Problem
Part of my workflow involves downloading hundreds of thousands of files, parse the data, and then save to csv locally. I'm trying to set this workflow up with Dask but it does not appear to be processing in parallel. The Dask dashboard shows low cpu % for each worker and the task tab is empty. Status doesn't show anything either. htop
doesn't appear to processing more than 1 or 2 "running" at a time. I'm not sure how to proceed from here.
Related: How should I write multiple CSV files efficiently using dask.dataframe? (Older question that this question is based on)
Example
from dask.delayed import delayed
from dask import compute
from dask.distributed import Client, progress
import pandas as pd
import wget
import zipfile
import multiprocessing
def get_fn(dat):
### Download file and unzip based on input dat
url = f"http://www.urltodownloadfrom.com/{dat['var1']}/{dat['var2']}.csv"
wget.download(url)
indat = unzip()
### Process file
outdat = proc_dat(indat)
### Save file
outdat.to_csv('file_path')
### Trash collection with custom download fn
delete_downloads()
if __name__ == '__main__':
### Dask setup
NCORES = multiprocessing.cpu_count() - 1
client = Client(n_workers=NCORES, threads_per_worker=1)

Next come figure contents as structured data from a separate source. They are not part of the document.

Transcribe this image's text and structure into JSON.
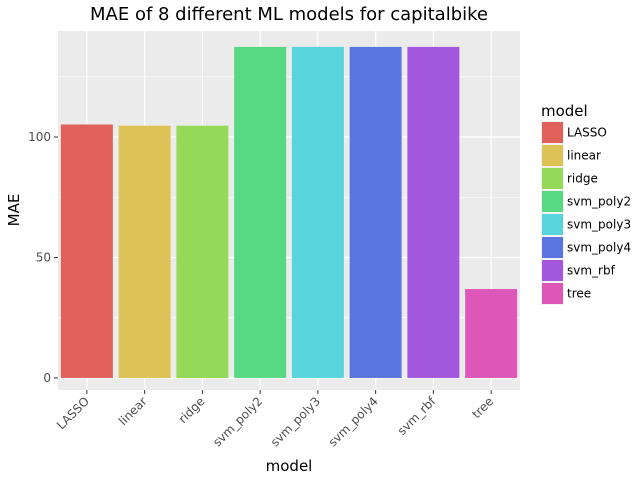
{
  "chart_data": {
    "type": "bar",
    "title": "MAE of 8 different ML models for capitalbike",
    "xlabel": "model",
    "ylabel": "MAE",
    "categories": [
      "LASSO",
      "linear",
      "ridge",
      "svm_poly2",
      "svm_poly3",
      "svm_poly4",
      "svm_rbf",
      "tree"
    ],
    "values": [
      105.2,
      104.7,
      104.7,
      137.4,
      137.4,
      137.4,
      137.4,
      36.9
    ],
    "colors": [
      "#e0605a",
      "#dcc257",
      "#94d957",
      "#57d984",
      "#57d4dc",
      "#5a74e0",
      "#a257dc",
      "#dc57b8"
    ],
    "ylim": [
      -5,
      144
    ],
    "yticks": [
      0,
      50,
      100
    ],
    "legend": {
      "title": "model",
      "position": "right",
      "entries": [
        "LASSO",
        "linear",
        "ridge",
        "svm_poly2",
        "svm_poly3",
        "svm_poly4",
        "svm_rbf",
        "tree"
      ]
    },
    "grid": true
  }
}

### Build df of needed dates and variables
beg_dat = "2020-01-01"
end_dat = "2020-01-31"
date_range = pd.date_range(beg_dat, end_dat)
var = ["var1", "var2"]
lst_ = [(x, y) for x in date_range for y in var]

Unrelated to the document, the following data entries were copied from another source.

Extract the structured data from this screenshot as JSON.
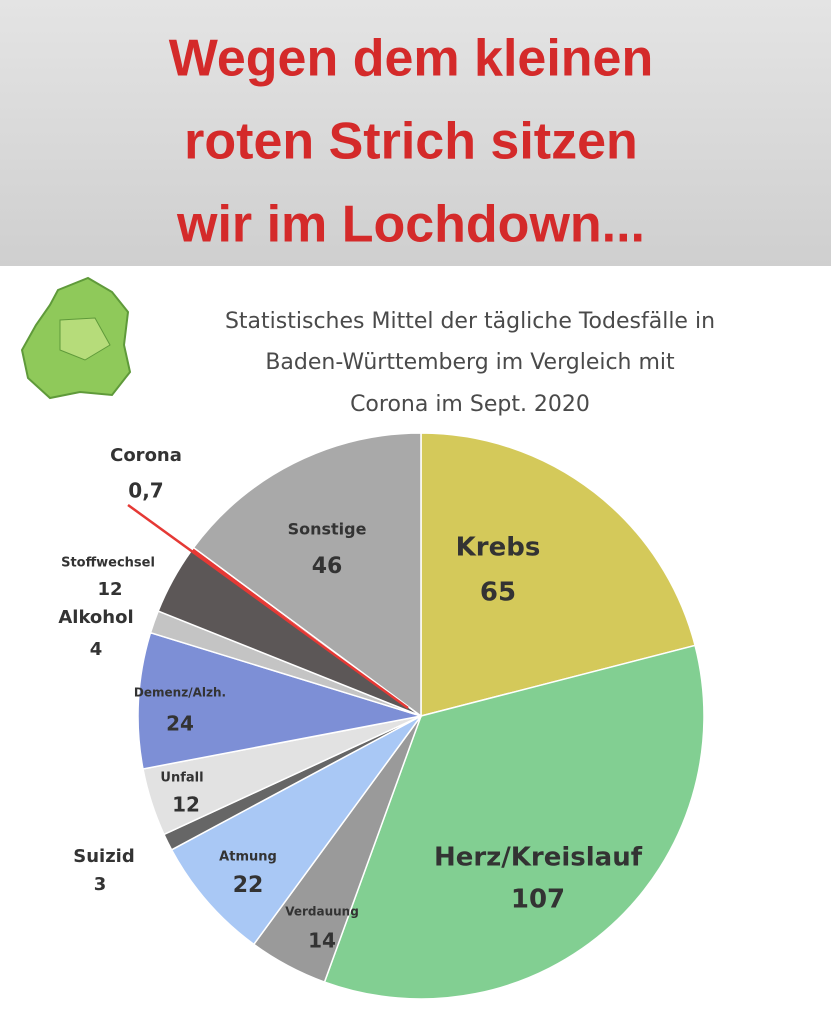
{
  "chart_data": {
    "type": "pie",
    "title": [
      "Wegen dem kleinen",
      "roten Strich sitzen",
      "wir im Lochdown..."
    ],
    "subtitle": [
      "Statistisches Mittel der tägliche Todesfälle in",
      "Baden-Württemberg im Vergleich mit",
      "Corona im Sept. 2020"
    ],
    "categories": [
      "Krebs",
      "Herz/Kreislauf",
      "Verdauung",
      "Atmung",
      "Suizid",
      "Unfall",
      "Demenz/Alzh.",
      "Alkohol",
      "Stoffwechsel",
      "Corona",
      "Sonstige"
    ],
    "values": [
      65,
      107,
      14,
      22,
      3,
      12,
      24,
      4,
      12,
      0.7,
      46
    ],
    "value_labels": [
      "65",
      "107",
      "14",
      "22",
      "3",
      "12",
      "24",
      "4",
      "12",
      "0,7",
      "46"
    ],
    "colors": [
      "#d4c95a",
      "#82cf92",
      "#9a9a9a",
      "#a9c8f5",
      "#666666",
      "#e2e2e2",
      "#7d8fd6",
      "#c4c4c4",
      "#5c5757",
      "#e53935",
      "#a9a9a9"
    ]
  }
}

date = [x[0] for x in lst_]
var = [x[1] for x in lst_]
indf = pd.DataFrame({'date': date, 'var': var}).reset_index()
### Group by each row to process
gb = indf.groupby('index')
gb_i = [gb.get_group(x) for x in gb.groups]
### Start dask using delayed
compute([delayed(get_fn)(thisRow) for thisRow in gb_i], scheduler='processes')
Dashboard
In this line:
compute([...], scheduler='processes')
you explicitly use a scheduler other than the distributed one you set up earlier in the script. If you do not specify scheduler=
here, you will use the correct client, as it has been set as the default. You will see things appear in the dashboard.
Note that you might still not see high CPU usage, since it seems likely that most of the time is waiting for downloads.